Un petit village accroché aux pentes de la Vallée Verte
Saint-André-de-Boëge regroupe moins de six cents habitants sur les versants qui ferment la Vallée Verte, entre le massif des Voirons et les premiers reliefs du Chablais. La communauté de communes de la Vallée Verte rassemble ce chapelet de villages de moyenne montagne. L’habitat s’y disperse en hameaux, avec des fermes anciennes aux murs épais, des chalets et quelques constructions contemporaines, cette organisation se prolongeant jusqu’au chef-lieu voisin de Boëge. La conséquence est très concrète pour le propriétaire : entre le compteur, souvent placé en limite de chemin, et le bâtiment desservi, il n’est pas rare de compter cinquante ou cent mètres de conduite enterrée sous un pré ou une voie d’accès, hors de toute vue.

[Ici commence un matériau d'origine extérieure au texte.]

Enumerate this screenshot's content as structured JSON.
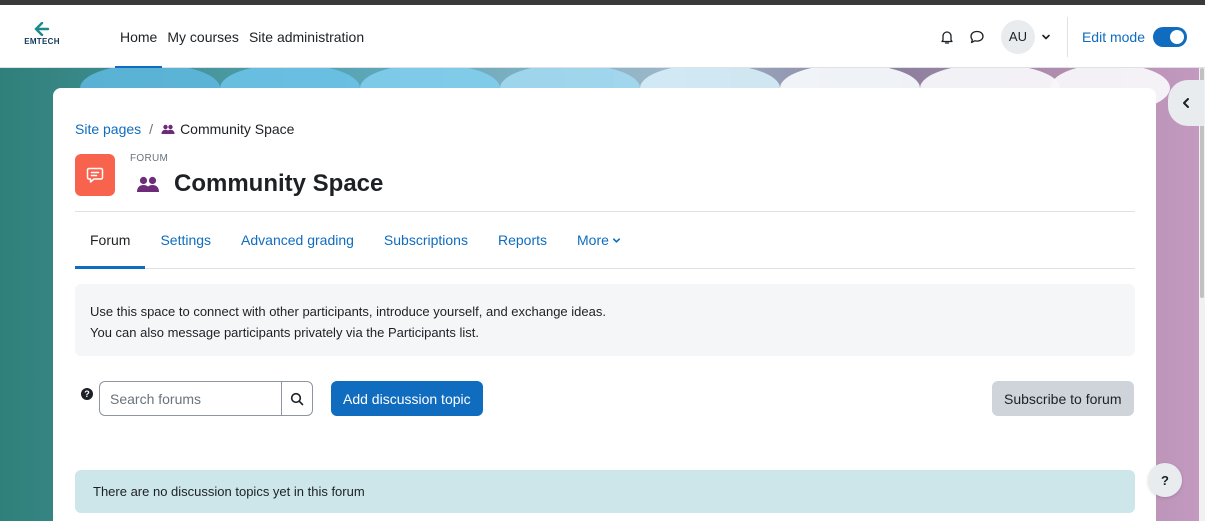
{
  "brand": {
    "name": "EMTECH"
  },
  "nav": {
    "links": [
      {
        "label": "Home",
        "active": true
      },
      {
        "label": "My courses",
        "active": false
      },
      {
        "label": "Site administration",
        "active": false
      }
    ],
    "user_initials": "AU",
    "edit_mode_label": "Edit mode",
    "edit_mode_on": true
  },
  "breadcrumb": {
    "root": "Site pages",
    "separator": "/",
    "current": "Community Space"
  },
  "activity": {
    "type_label": "FORUM",
    "title": "Community Space",
    "icon_color": "#f7634d"
  },
  "tabs": [
    {
      "label": "Forum",
      "active": true
    },
    {
      "label": "Settings",
      "active": false
    },
    {
      "label": "Advanced grading",
      "active": false
    },
    {
      "label": "Subscriptions",
      "active": false
    },
    {
      "label": "Reports",
      "active": false
    },
    {
      "label": "More",
      "active": false
    }
  ],
  "intro": {
    "line1": "Use this space to connect with other participants, introduce yourself, and exchange ideas.",
    "line2": "You can also message participants privately via the Participants list."
  },
  "search": {
    "placeholder": "Search forums"
  },
  "actions": {
    "add_topic": "Add discussion topic",
    "subscribe": "Subscribe to forum"
  },
  "notice": {
    "no_topics": "There are no discussion topics yet in this forum"
  },
  "help": {
    "symbol": "?"
  },
  "colors": {
    "primary": "#0f6cbf",
    "forum_icon": "#f7634d",
    "notice_bg": "#cde6ea"
  },
  "icons": [
    "bell-icon",
    "chat-icon",
    "chevron-down-icon",
    "group-icon",
    "forum-icon",
    "search-icon",
    "question-icon",
    "chevron-left-icon"
  ]
}
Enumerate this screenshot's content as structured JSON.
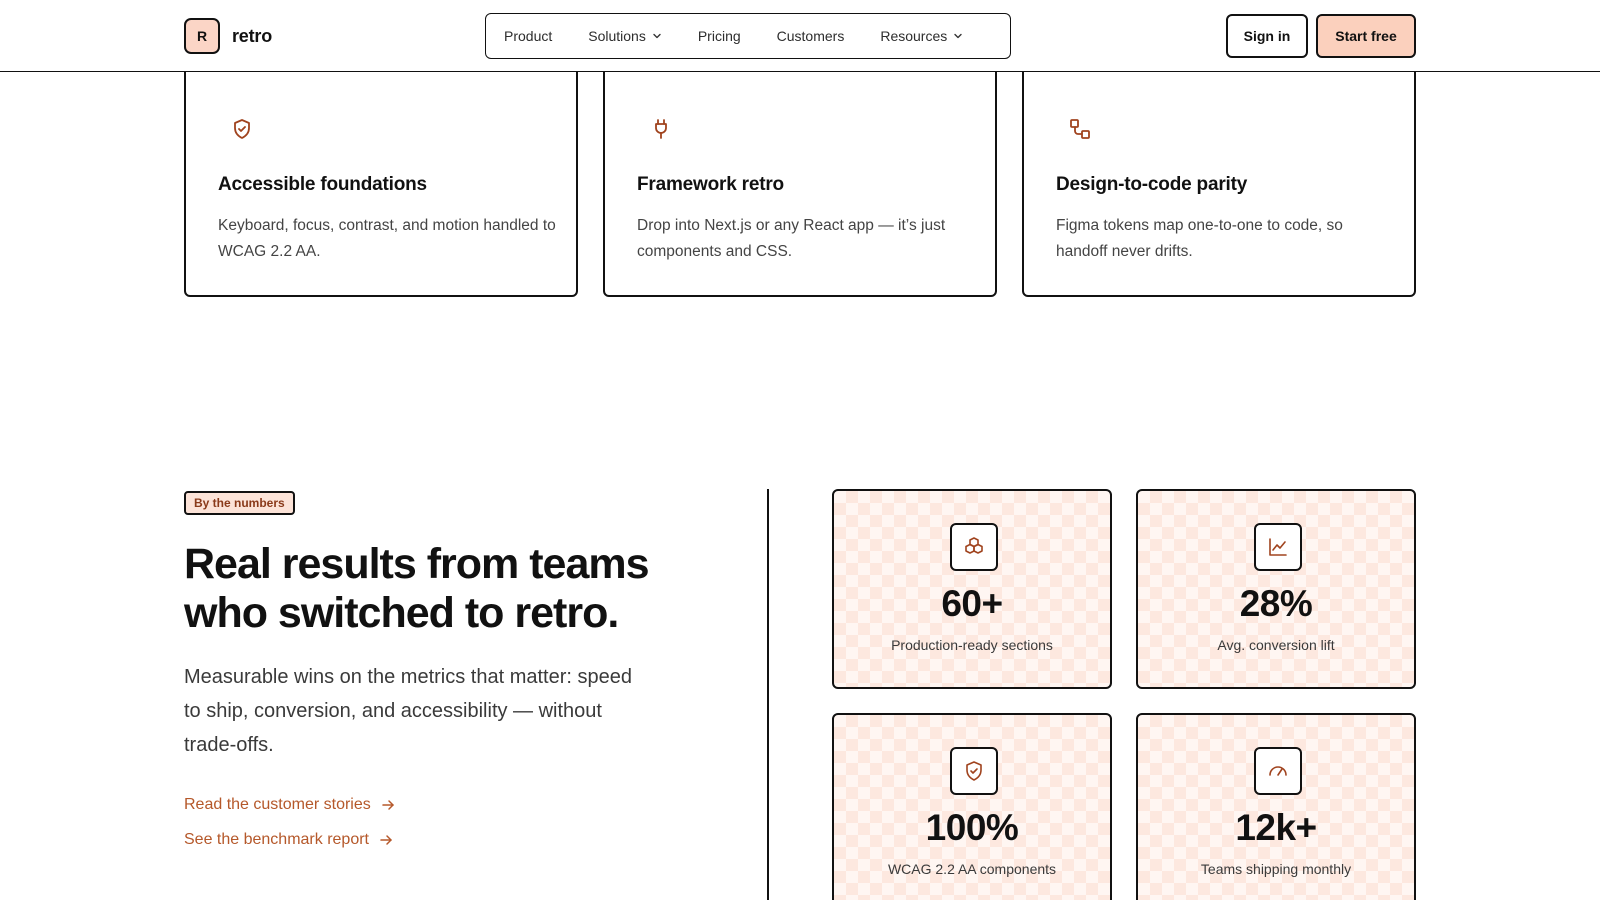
{
  "header": {
    "brand_mark": "R",
    "brand_name": "retro",
    "nav": [
      {
        "label": "Product"
      },
      {
        "label": "Solutions"
      },
      {
        "label": "Pricing"
      },
      {
        "label": "Customers"
      },
      {
        "label": "Resources"
      }
    ],
    "sign_in": "Sign in",
    "start_free": "Start free"
  },
  "features": [
    {
      "icon": "shield-check-icon",
      "title": "Accessible foundations",
      "desc": "Keyboard, focus, contrast, and motion handled to WCAG 2.2 AA."
    },
    {
      "icon": "plug-icon",
      "title": "Framework retro",
      "desc": "Drop into Next.js or any React app — it’s just components and CSS."
    },
    {
      "icon": "workflow-icon",
      "title": "Design-to-code parity",
      "desc": "Figma tokens map one-to-one to code, so handoff never drifts."
    }
  ],
  "numbers": {
    "badge": "By the numbers",
    "headline": "Real results from teams who switched to retro.",
    "lede": "Measurable wins on the metrics that matter: speed to ship, conversion, and accessibility — without trade-offs.",
    "links": [
      {
        "label": "Read the customer stories"
      },
      {
        "label": "See the benchmark report"
      }
    ],
    "stats": [
      {
        "icon": "boxes-icon",
        "value": "60+",
        "label": "Production-ready sections"
      },
      {
        "icon": "line-chart-icon",
        "value": "28%",
        "label": "Avg. conversion lift"
      },
      {
        "icon": "shield-check-icon",
        "value": "100%",
        "label": "WCAG 2.2 AA components"
      },
      {
        "icon": "gauge-icon",
        "value": "12k+",
        "label": "Teams shipping monthly"
      }
    ]
  },
  "colors": {
    "accent": "#a0431e",
    "link": "#b5582a",
    "button_fill": "#fbd0bd",
    "card_tint": "#fff6f2"
  }
}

Le froid de fin d’hiver, plus redoutable que celui de janvier
En altitude moyenne, ce ne sont pas les grands froids qui font le plus de dégâts, mais l’alternance. Les cycles de gel nocturne et de dégel diurne, fréquents en février et en mars à Saint-André-de-Boëge, travaillent le sol autour des canalisations posées trop près de la surface. Un tuyau soumis à ce mouvement répété finit par se fissurer à un coude ou à un raccord. La rupture reste alors invisible tout l’hiver, l’eau se perdant dans un terrain déjà saturé, puis se signale au printemps par une consommation aberrante ou par une zone du pré qui reste détrempée quand tout le reste a séché. Les résidences occupées par intermittence aggravent le retard de détection, personne n’étant présent pour constater la baisse de pression.
Écouter d’abord, confirmer au gaz sur terrain pentu
Sur une conduite longue, la démarche commence par la réduction du champ de recherche. L’écoute électro-acoustique suit le tracé depuis le compteur et capte le sifflement produit par l’eau qui s’échappe sous pression, un signal que les conduites métalliques des anciennes fermes transmettent particulièrement bien. La pente complique ensuite l’interprétation, car l’eau perdue ne remonte pas à l’aplomb du défaut : elle descend le long d’une couche imperméable et ressort parfois plusieurs dizaines de mètres plus bas. C’est là que le gaz traceur devient indispensable sur les parcelles pentues de Saint-André-de-Boëge : injecté dans le tronçon vidangé, il quitte la conduite au point exact de la rupture et remonte verticalement, sans suivre le trajet emprunté par l’eau.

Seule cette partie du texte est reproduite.